Par ailleurs, si les modèles cités prennent en compte le style de conduite et le nombre de kilomètres parcourus, d’autres données restent encore inexploitées. Par exemple les données de l’ABS (anti-blocage des roues) et de l’ESP (anti-dérapage) permettent de cartographier les zones accidentogènes et ainsi de proposer une assurance spécifique au trajet parcouru.

Il est probable que les assureurs qui se positionnent tôt sur l’exploitation des données collectées par les véhicules aient les meilleures chances de l’emporter. D’une part en raison de leur maturité sur les questions des données, et d’autre part en raison de leur relation déjà instaurée avec les autres acteurs de l’écosystème de la voiture autonome.

  • Construire des relations cross sectorielles

Du fait d’une évolution des modes de consommation allant de la propriété du véhicule à un modèle essentiellement fondé sur la mobilité partagée, la relation entre les assureurs et les assurés tend à devenir progressivement BtoB. Ainsi, les relations entre les assureurs et les autres acteurs de l’écosystème de la voiture autonome vont s’intensifier. D’une part, pour collecter et exploiter les données des véhicules les assureurs seront en relation avec les constructeurs automobiles et les constructeurs de l’OS afin de proposer des produits d’assurance personnalisés. Ainsi, AXA à Hong Kong et QBE en Australie se sont associés à Tesla pour développer l’offre InsureMyTesla dévoilée en août dernier.
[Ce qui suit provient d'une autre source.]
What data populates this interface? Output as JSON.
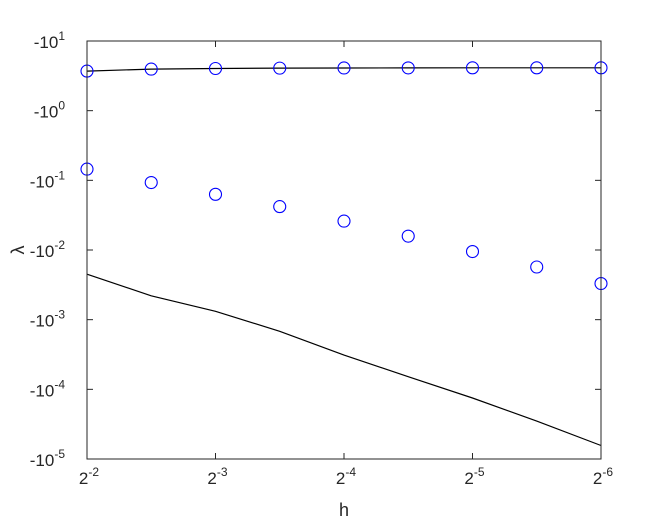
{
  "chart_data": {
    "type": "line",
    "title": "",
    "xlabel": "h",
    "ylabel": "λ",
    "x_axis": {
      "scale": "log2",
      "reversed": true,
      "exponents": [
        -2,
        -6
      ],
      "ticks": [
        {
          "exp": -2,
          "base": "2",
          "sup": "-2"
        },
        {
          "exp": -3,
          "base": "2",
          "sup": "-3"
        },
        {
          "exp": -4,
          "base": "2",
          "sup": "-4"
        },
        {
          "exp": -5,
          "base": "2",
          "sup": "-5"
        },
        {
          "exp": -6,
          "base": "2",
          "sup": "-6"
        }
      ]
    },
    "y_axis": {
      "scale": "log10_of_negative",
      "magnitude_exponents": [
        -5,
        1
      ],
      "ticks": [
        {
          "exp": 1,
          "base": "-10",
          "sup": "1"
        },
        {
          "exp": 0,
          "base": "-10",
          "sup": "0"
        },
        {
          "exp": -1,
          "base": "-10",
          "sup": "-1"
        },
        {
          "exp": -2,
          "base": "-10",
          "sup": "-2"
        },
        {
          "exp": -3,
          "base": "-10",
          "sup": "-3"
        },
        {
          "exp": -4,
          "base": "-10",
          "sup": "-4"
        },
        {
          "exp": -5,
          "base": "-10",
          "sup": "-5"
        }
      ]
    },
    "grid": false,
    "legend": "none",
    "series": [
      {
        "style": "line",
        "color": "#000000",
        "x": [
          0.25,
          0.1768,
          0.125,
          0.0884,
          0.0625,
          0.0442,
          0.03125,
          0.0221,
          0.015625
        ],
        "y": [
          -3.7,
          -3.95,
          -4.03,
          -4.08,
          -4.1,
          -4.11,
          -4.12,
          -4.12,
          -4.12
        ]
      },
      {
        "style": "markers",
        "marker": "circle",
        "color": "#0000ff",
        "x": [
          0.25,
          0.1768,
          0.125,
          0.0884,
          0.0625,
          0.0442,
          0.03125,
          0.0221,
          0.015625
        ],
        "y": [
          -3.7,
          -3.95,
          -4.03,
          -4.08,
          -4.1,
          -4.11,
          -4.12,
          -4.12,
          -4.12
        ]
      },
      {
        "style": "markers",
        "marker": "circle",
        "color": "#0000ff",
        "x": [
          0.25,
          0.1768,
          0.125,
          0.0884,
          0.0625,
          0.0442,
          0.03125,
          0.0221,
          0.015625
        ],
        "y": [
          -0.145,
          -0.093,
          -0.063,
          -0.042,
          -0.026,
          -0.0158,
          -0.0095,
          -0.0057,
          -0.0033
        ]
      },
      {
        "style": "line",
        "color": "#000000",
        "x": [
          0.25,
          0.1768,
          0.125,
          0.0884,
          0.0625,
          0.0442,
          0.03125,
          0.0221,
          0.015625
        ],
        "y": [
          -0.0045,
          -0.0022,
          -0.00132,
          -0.00068,
          -0.00031,
          -0.000152,
          -7.5e-05,
          -3.5e-05,
          -1.56e-05
        ]
      }
    ]
  }
}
D’autre part, les assureurs seront en relation avec les gestionnaires de flotte, les propriétaires de véhicules (particuliers et professionnels) et les entreprises d’application de mise en contact entre un véhicule autonome et un particulier pour proposer un produit d’assurance fonction de l’usage.
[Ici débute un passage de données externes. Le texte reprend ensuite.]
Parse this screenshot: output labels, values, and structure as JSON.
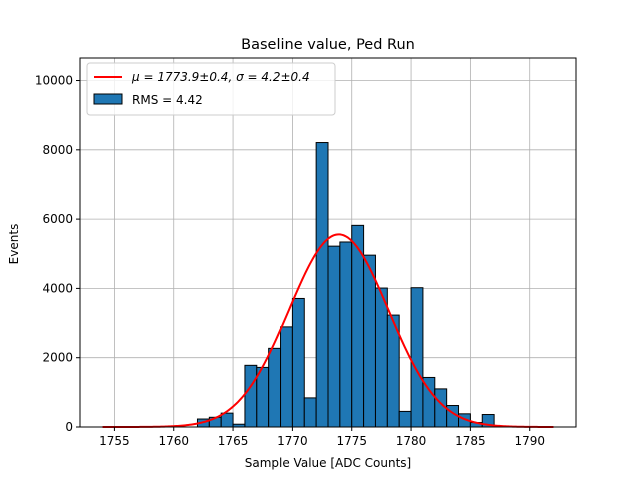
{
  "chart_data": {
    "type": "bar",
    "title": "Baseline value, Ped Run",
    "xlabel": "Sample Value [ADC Counts]",
    "ylabel": "Events",
    "xlim": [
      1752.1,
      1793.9
    ],
    "ylim": [
      0,
      10650
    ],
    "xticks": [
      1755,
      1760,
      1765,
      1770,
      1775,
      1780,
      1785,
      1790
    ],
    "yticks": [
      0,
      2000,
      4000,
      6000,
      8000,
      10000
    ],
    "grid": true,
    "legend_position": "top-left",
    "colors": {
      "bars": "#1f77b4",
      "bar_edge": "#000000",
      "fit_line": "#ff0000",
      "grid": "#b0b0b0"
    },
    "histogram": {
      "name": "RMS = 4.42",
      "bin_edges": [
        1762,
        1763,
        1764,
        1765,
        1766,
        1767,
        1768,
        1769,
        1770,
        1771,
        1772,
        1773,
        1774,
        1775,
        1776,
        1777,
        1778,
        1779,
        1780,
        1781,
        1782,
        1783,
        1784,
        1785,
        1786,
        1787
      ],
      "counts": [
        230,
        280,
        400,
        80,
        1780,
        1720,
        2270,
        2890,
        3710,
        840,
        8210,
        5220,
        5340,
        5820,
        4960,
        4010,
        3230,
        450,
        4020,
        1430,
        1100,
        620,
        380,
        130,
        360
      ]
    },
    "fit": {
      "name": "μ = 1773.9±0.4, σ = 4.2±0.4",
      "function": "gaussian",
      "mean": 1773.9,
      "sigma": 4.2,
      "amplitude": 5560,
      "x_range": [
        1754,
        1792
      ]
    }
  }
}
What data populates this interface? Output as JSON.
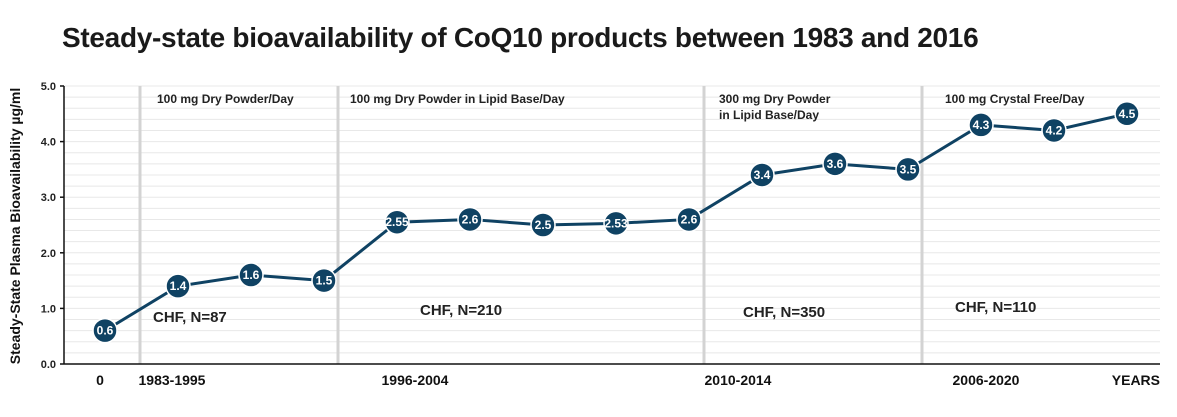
{
  "chart_data": {
    "type": "line",
    "title": "Steady-state bioavailability of CoQ10 products between 1983 and 2016",
    "ylabel": "Steady-State Plasma Bioavailability µg/ml",
    "xlabel": "",
    "ylim": [
      0,
      5
    ],
    "yticks": [
      "0.0",
      "1.0",
      "2.0",
      "3.0",
      "4.0",
      "5.0"
    ],
    "xticks": [
      "0",
      "1983-1995",
      "1996-2004",
      "2010-2014",
      "2006-2020",
      "YEARS"
    ],
    "grid": true,
    "series": [
      {
        "values": [
          0.6,
          1.4,
          1.6,
          1.5,
          2.55,
          2.6,
          2.5,
          2.53,
          2.6,
          3.4,
          3.6,
          3.5,
          4.3,
          4.2,
          4.5
        ],
        "labels": [
          "0.6",
          "1.4",
          "1.6",
          "1.5",
          "2.55",
          "2.6",
          "2.5",
          "2.53",
          "2.6",
          "3.4",
          "3.6",
          "3.5",
          "4.3",
          "4.2",
          "4.5"
        ]
      }
    ],
    "period_labels": [
      [
        "100 mg Dry Powder/Day"
      ],
      [
        "100 mg Dry Powder in Lipid Base/Day"
      ],
      [
        "300 mg Dry Powder",
        "in Lipid Base/Day"
      ],
      [
        "100 mg Crystal Free/Day"
      ]
    ],
    "group_annotations": [
      "CHF, N=87",
      "CHF, N=210",
      "CHF, N=350",
      "CHF, N=110"
    ],
    "colors": {
      "series": "#0f4263",
      "separator": "#d3d3d3",
      "grid": "#e8e8e8"
    }
  }
}
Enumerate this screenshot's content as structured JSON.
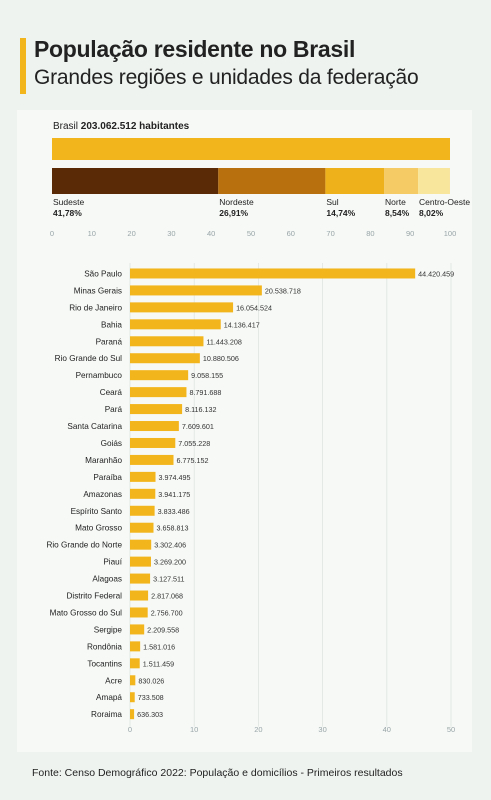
{
  "header": {
    "title": "População residente no Brasil",
    "subtitle": "Grandes regiões e unidades da federação"
  },
  "brasil": {
    "label": "Brasil",
    "value": "203.062.512 habitantes",
    "bar_color": "#f3b51c"
  },
  "chart_data": [
    {
      "type": "bar",
      "stacked": true,
      "orientation": "horizontal",
      "xlim": [
        0,
        100
      ],
      "x_ticks": [
        "0",
        "10",
        "20",
        "30",
        "40",
        "50",
        "60",
        "70",
        "80",
        "90",
        "100"
      ],
      "series": [
        {
          "name": "Sudeste",
          "value": 41.78,
          "label": "41,78%",
          "color": "#5a2a06"
        },
        {
          "name": "Nordeste",
          "value": 26.91,
          "label": "26,91%",
          "color": "#b8700e"
        },
        {
          "name": "Sul",
          "value": 14.74,
          "label": "14,74%",
          "color": "#eeb01b"
        },
        {
          "name": "Norte",
          "value": 8.54,
          "label": "8,54%",
          "color": "#f4cb64"
        },
        {
          "name": "Centro-Oeste",
          "value": 8.02,
          "label": "8,02%",
          "color": "#f8e69c"
        }
      ]
    },
    {
      "type": "bar",
      "orientation": "horizontal",
      "xlim": [
        0,
        50
      ],
      "x_ticks": [
        "0",
        "10",
        "20",
        "30",
        "40",
        "50"
      ],
      "bar_color": "#f3b51c",
      "categories": [
        "São Paulo",
        "Minas Gerais",
        "Rio de Janeiro",
        "Bahia",
        "Paraná",
        "Rio Grande do Sul",
        "Pernambuco",
        "Ceará",
        "Pará",
        "Santa Catarina",
        "Goiás",
        "Maranhão",
        "Paraíba",
        "Amazonas",
        "Espírito Santo",
        "Mato Grosso",
        "Rio Grande do Norte",
        "Piauí",
        "Alagoas",
        "Distrito Federal",
        "Mato Grosso do Sul",
        "Sergipe",
        "Rondônia",
        "Tocantins",
        "Acre",
        "Amapá",
        "Roraima"
      ],
      "values": [
        44.420459,
        20.538718,
        16.054524,
        14.136417,
        11.443208,
        10.880506,
        9.058155,
        8.791688,
        8.116132,
        7.609601,
        7.055228,
        6.775152,
        3.974495,
        3.941175,
        3.833486,
        3.658813,
        3.302406,
        3.2692,
        3.127511,
        2.817068,
        2.7567,
        2.209558,
        1.581016,
        1.511459,
        0.830026,
        0.733508,
        0.636303
      ],
      "labels": [
        "44.420.459",
        "20.538.718",
        "16.054.524",
        "14.136.417",
        "11.443.208",
        "10.880.506",
        "9.058.155",
        "8.791.688",
        "8.116.132",
        "7.609.601",
        "7.055.228",
        "6.775.152",
        "3.974.495",
        "3.941.175",
        "3.833.486",
        "3.658.813",
        "3.302.406",
        "3.269.200",
        "3.127.511",
        "2.817.068",
        "2.756.700",
        "2.209.558",
        "1.581.016",
        "1.511.459",
        "830.026",
        "733.508",
        "636.303"
      ]
    }
  ],
  "footer": {
    "source": "Fonte: Censo Demográfico 2022: População e domicílios - Primeiros resultados"
  }
}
Le modèle de consommation du futur n’est évidemment pas encore défini, mais de nombreux indicateurs amènent à imaginer que les partenariats entre les acteurs de l’écosystème seront un déterminant essentiel du succès d’une offre de produit d’assurance répondant aux problématiques de la mobilité partagée.

 

Le futur de la mobilité n’est pas figé et les initiatives menées par les acteurs de l’écosystème amènent à penser que l’apparition des modèles 3 et 4 est proche mais pas immédiate. Cette apparition sera progressive, les nouveaux véhicules seront de plus en plus équipés de fonction de conduite autonome sous surveillance du conducteur toujours responsable de son véhicule. D’ailleurs, en France, le code de la route n’autorise pas (encore) de conduire sans avoir les mains sur le volant.

L’homologation du premier véhicule 100% autonome marquera un tournant, la progression de ce type de véhicule sera ensuite conditionnée par les législations nationales. Personne n’est encore capable de dire quand arrivera ce moment, mais il est clair que dans les prochaines années, le marché de l’assurance automobile évoluera sans retour vers des produits répondant aux évolutions des préférences de mobilité.